Homophobie ordinaire...

Publié le par SOS Homophobie

Homophobie ordinaire...

Laure est professeure de Lettres dans un collège des quartiers nord de Marseille, mais ce qu'elle entend tous les jours dans les couloirs, dans la cour et dans la classe, elle pourrait l'entendre à Lille, Paris, Toulouse, Lyon ou partout ailleurs. D'ailleurs, elle l'entend dans la rue aussi.

«C'est pas un truc de pédé, t'as pas de couilles, grosse salope, tu pleures comme une gonzesse, t'as des chaussures de tapette, travelo, sale gouine.»

Quand les intervenant.e.s de SOS homophobie ont franchi la porte de la classe de la 3e C, dont Laure est la professeure principale, sur sa demande et avec l'accord de la cheffe d'établissement, l'échange a pu commencer.

D'abord, les intervenant·e·s ont fait réagir les élèves sur le mot «phobie» et puis ils/elles ont porté au tableau toutes les insultes que les élèves connaissent et utilisent tous les jours. Ça semble cru comme ça, mais c'est éclairant. À la craie sur le tableau noir, les mots claquent. Les élèves comprennent vite que les insultes envers les garçons tendent à les féminiser, à les ranger dans la case de ceux/celles qui sont considéré·e·s comme passifs/ves et dominé.e.s («salope», «enculé», etc.). Alors que les insultes contre les filles, elles, les dégradent, les placent comme des objets sexuels («sale pute», «chaudasse», «connasse», «grosse chienne»). Quand on passe aux propos homophobes sur ce mur des insultes», le trait est forcé. «Gros enculé», «lopette», «broute minou», «pédé», «sale gouine». Quand on insulte, on humilie, on rabaisse aux instincts sexuels, on attribue le genre inversé, on amalgame, comme pour le terme «pédé», le mot pédérastie (pratique rituelle de l'Antiquité) avec le crime de pédophilie. Ce petit atelier sur les insultes a pour objectif de faire comprendre aux élèves que les mots ont un sens, un impact et blessent, dans la classe comme à l'extérieur du collège, que les insultes ont un contenu sexiste. Certes des personnes discriminées utilisent parfois entre elles certains de ces termes, mais c’est une réaction de récupération d’un terme violent afin de se l’approprier pour en minimiser les effets négatifs, comme cela a pu être fait par les noir.e.s américain.e.s. Il n’est reste pas moins que l’origine de ces mots est péjorative et qu’ils sont majoritairement utilisés pour faire mal. L’insulte n’est pas non plus humoristique et elle s’entend au delà du cercle où elle est lancée.
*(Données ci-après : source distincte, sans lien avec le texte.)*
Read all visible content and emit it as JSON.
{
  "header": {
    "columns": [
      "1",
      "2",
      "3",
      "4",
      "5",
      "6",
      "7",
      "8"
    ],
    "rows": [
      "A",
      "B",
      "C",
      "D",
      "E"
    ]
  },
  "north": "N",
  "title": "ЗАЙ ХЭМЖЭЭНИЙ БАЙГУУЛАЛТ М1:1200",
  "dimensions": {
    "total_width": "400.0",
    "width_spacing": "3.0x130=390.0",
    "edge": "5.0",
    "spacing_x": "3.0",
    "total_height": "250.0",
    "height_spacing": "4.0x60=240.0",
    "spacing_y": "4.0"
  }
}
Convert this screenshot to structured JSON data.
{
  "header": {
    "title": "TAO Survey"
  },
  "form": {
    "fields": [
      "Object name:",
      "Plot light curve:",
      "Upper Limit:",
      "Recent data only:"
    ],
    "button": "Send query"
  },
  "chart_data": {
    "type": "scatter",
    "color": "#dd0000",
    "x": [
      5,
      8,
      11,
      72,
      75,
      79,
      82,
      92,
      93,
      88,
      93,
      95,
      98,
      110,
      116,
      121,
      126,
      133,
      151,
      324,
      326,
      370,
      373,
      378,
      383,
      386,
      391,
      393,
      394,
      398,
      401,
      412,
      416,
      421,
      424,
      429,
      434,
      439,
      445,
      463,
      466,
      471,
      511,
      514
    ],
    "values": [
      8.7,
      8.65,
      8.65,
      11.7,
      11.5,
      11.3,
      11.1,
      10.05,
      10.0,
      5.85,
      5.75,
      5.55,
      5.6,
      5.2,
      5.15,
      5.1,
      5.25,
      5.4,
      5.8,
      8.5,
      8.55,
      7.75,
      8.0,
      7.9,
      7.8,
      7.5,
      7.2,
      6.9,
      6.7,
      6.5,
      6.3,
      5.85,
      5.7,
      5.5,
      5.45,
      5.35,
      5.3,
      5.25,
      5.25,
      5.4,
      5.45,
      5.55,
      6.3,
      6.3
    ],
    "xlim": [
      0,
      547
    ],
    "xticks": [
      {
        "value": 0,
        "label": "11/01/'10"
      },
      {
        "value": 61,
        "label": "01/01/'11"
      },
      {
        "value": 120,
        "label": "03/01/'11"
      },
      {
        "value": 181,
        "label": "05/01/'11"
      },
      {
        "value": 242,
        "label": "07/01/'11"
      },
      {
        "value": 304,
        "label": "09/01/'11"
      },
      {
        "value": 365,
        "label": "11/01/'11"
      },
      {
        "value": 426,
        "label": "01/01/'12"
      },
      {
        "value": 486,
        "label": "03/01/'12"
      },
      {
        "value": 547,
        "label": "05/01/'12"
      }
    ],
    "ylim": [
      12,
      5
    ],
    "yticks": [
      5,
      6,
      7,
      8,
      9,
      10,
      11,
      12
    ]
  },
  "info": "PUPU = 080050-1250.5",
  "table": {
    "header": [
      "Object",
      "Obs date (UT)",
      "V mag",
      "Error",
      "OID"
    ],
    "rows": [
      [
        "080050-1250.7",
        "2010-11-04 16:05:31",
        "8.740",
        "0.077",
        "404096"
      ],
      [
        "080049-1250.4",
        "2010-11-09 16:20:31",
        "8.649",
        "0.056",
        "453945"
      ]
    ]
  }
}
Les intervenant.e.s poursuivent l'intervention en déconstruisant les clichés sur les personnes LGBT, en faisant un rappel à la loi, en sensibilisant les élèves à la lutte contre toutes les discriminations, et en expliquant que parmi leurs proches, leurs ami.e.s, il y a sans doute des personnes qui sont gay, lesbienne, bi ou trans'. Les langues se délient, Marion connaît une amie de ses parents qui est lesbienne; Farès a un cousin qui est gay.

«On connaît toutes et tous des personnes LGBT, elles ne sont ni moins ni plus que les hétéros, elles sont citoyennes.»

Alors les élèves prennent conscience que l’insulte peut heurter ces proches, même quand elle est utilisée sur le ton de l’humour, car ce sera toujours la ènième fois que l’insulte sera entendue ce jour là. La ènième fois que – même pour la blague et même indirectement – ce ou cette proche sera visé.e et infériorisé.e.

L’échange avec les élèves se poursuit. «Il faut faire attention aux insultes quand un gay ou une lesbienne est là.» Connaît-on toujours l’orientation sexuelle ou l’identité de genre des personnes qui sont à proximité de nous? «Mon pote gay il rigole avec nous quand on se traite de "pd"!» Es-tu sûr·e qu’il rigole sincèrement ou qu’il rigole toujours?

À la fin de l'intervention, les élèves sont content.e.s du débat, la professeure est satisfaite. Pour les intervenant.e.s, il ne s'agit pas de convaincre mais bien de dialoguer pour faire prendre conscience de la réalité de la discrimination et faire avancer les mentalités.